Friday, April 30, 2010

The Science of Science Fiction--From Sugar to Gas

Since I just discussed fusion energy in my last post, it seems natural to continue talking about possible future sources of energy. Here's an article from Scientific American about turning plant sugars into gasoline. Biofuels are becoming more popular, but by turning corn into ethanol, you reduce the portion of the crop that becomes food. This Madison scientist has found a way to use a variety of plant sugars, including polysaccharides we can't digest. He doesn't produce ethanol, but actual gasoline. (What's really ironic is that he was trying to find a source of hydrogen for hydrogen cells. Sometimes science makes more progress when you obtain an unexpected result.) His process is faster than ethanol production, is carbon-neutral, and can produce other types of fuels, like diesel and jet fuel. It does require certain rare elements as catalysts, and the reaction requires heat and pressure. But once the process starts, the heat it gives off helps to drive the process.
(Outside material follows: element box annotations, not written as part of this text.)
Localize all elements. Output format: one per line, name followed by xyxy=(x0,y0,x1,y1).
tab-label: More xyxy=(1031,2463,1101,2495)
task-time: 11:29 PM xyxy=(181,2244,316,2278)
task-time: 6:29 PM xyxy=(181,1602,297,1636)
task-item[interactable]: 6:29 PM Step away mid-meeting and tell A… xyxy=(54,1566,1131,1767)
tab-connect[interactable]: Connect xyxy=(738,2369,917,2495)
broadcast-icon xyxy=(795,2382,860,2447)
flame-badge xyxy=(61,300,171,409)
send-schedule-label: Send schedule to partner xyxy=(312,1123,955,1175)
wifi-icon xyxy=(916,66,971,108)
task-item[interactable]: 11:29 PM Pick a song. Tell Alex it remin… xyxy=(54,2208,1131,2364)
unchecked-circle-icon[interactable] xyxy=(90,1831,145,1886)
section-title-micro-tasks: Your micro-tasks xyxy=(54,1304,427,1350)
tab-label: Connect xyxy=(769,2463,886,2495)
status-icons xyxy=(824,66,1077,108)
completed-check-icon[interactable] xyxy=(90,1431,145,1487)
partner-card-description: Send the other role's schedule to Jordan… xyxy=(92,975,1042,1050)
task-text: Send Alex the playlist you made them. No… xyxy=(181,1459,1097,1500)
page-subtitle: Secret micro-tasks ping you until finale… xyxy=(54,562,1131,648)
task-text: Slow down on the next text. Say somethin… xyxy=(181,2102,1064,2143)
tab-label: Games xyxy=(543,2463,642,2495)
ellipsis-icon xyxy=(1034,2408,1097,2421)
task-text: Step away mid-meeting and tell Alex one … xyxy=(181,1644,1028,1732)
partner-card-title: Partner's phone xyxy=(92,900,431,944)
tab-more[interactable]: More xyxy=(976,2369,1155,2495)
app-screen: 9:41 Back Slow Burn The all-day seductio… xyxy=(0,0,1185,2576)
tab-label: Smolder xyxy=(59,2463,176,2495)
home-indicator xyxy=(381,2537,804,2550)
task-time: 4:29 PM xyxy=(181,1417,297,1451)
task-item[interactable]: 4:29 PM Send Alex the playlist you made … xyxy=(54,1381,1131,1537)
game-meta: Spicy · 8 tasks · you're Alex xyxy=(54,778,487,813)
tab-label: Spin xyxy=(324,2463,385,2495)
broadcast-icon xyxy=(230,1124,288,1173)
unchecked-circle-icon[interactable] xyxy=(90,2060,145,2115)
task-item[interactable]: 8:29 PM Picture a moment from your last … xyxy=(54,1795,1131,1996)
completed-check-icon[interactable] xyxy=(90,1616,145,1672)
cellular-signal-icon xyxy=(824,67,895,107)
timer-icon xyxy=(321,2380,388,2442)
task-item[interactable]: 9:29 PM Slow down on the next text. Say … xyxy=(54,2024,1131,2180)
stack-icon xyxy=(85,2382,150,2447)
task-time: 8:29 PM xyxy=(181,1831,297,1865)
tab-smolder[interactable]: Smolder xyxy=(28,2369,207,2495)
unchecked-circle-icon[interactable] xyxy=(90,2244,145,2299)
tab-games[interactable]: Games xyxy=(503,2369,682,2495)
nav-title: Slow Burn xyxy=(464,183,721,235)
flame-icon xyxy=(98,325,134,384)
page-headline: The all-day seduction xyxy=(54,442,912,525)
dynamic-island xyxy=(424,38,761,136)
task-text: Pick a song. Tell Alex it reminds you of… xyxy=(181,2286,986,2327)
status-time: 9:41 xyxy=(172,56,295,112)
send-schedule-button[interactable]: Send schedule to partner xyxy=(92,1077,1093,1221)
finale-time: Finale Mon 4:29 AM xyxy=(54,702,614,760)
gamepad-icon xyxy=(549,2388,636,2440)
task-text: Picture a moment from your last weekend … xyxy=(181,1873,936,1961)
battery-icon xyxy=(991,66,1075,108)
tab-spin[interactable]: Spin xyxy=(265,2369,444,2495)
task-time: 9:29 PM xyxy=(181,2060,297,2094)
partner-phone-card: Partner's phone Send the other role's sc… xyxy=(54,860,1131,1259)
How a society powers itself can play a role in world-building. I think fuel production like this would work well on young planets that can sustain life but haven't done so long enough to build coal and oil reserves. If the planet happens to have an abundance of the catalytic elements, all the better; maybe it could even export them to other worlds. A planet could have high tech like this yet still have a major agricultural component. (And if a society has access to "easy" energy sources like this, it may affect how fast they grow and what their technology is like.) If humans find inedible plants on other worlds, they could possibly harvest them for fuel instead. Or they may find microbes that have evolved to produce gasoline as an energy source or waste product. What would energy do for your world?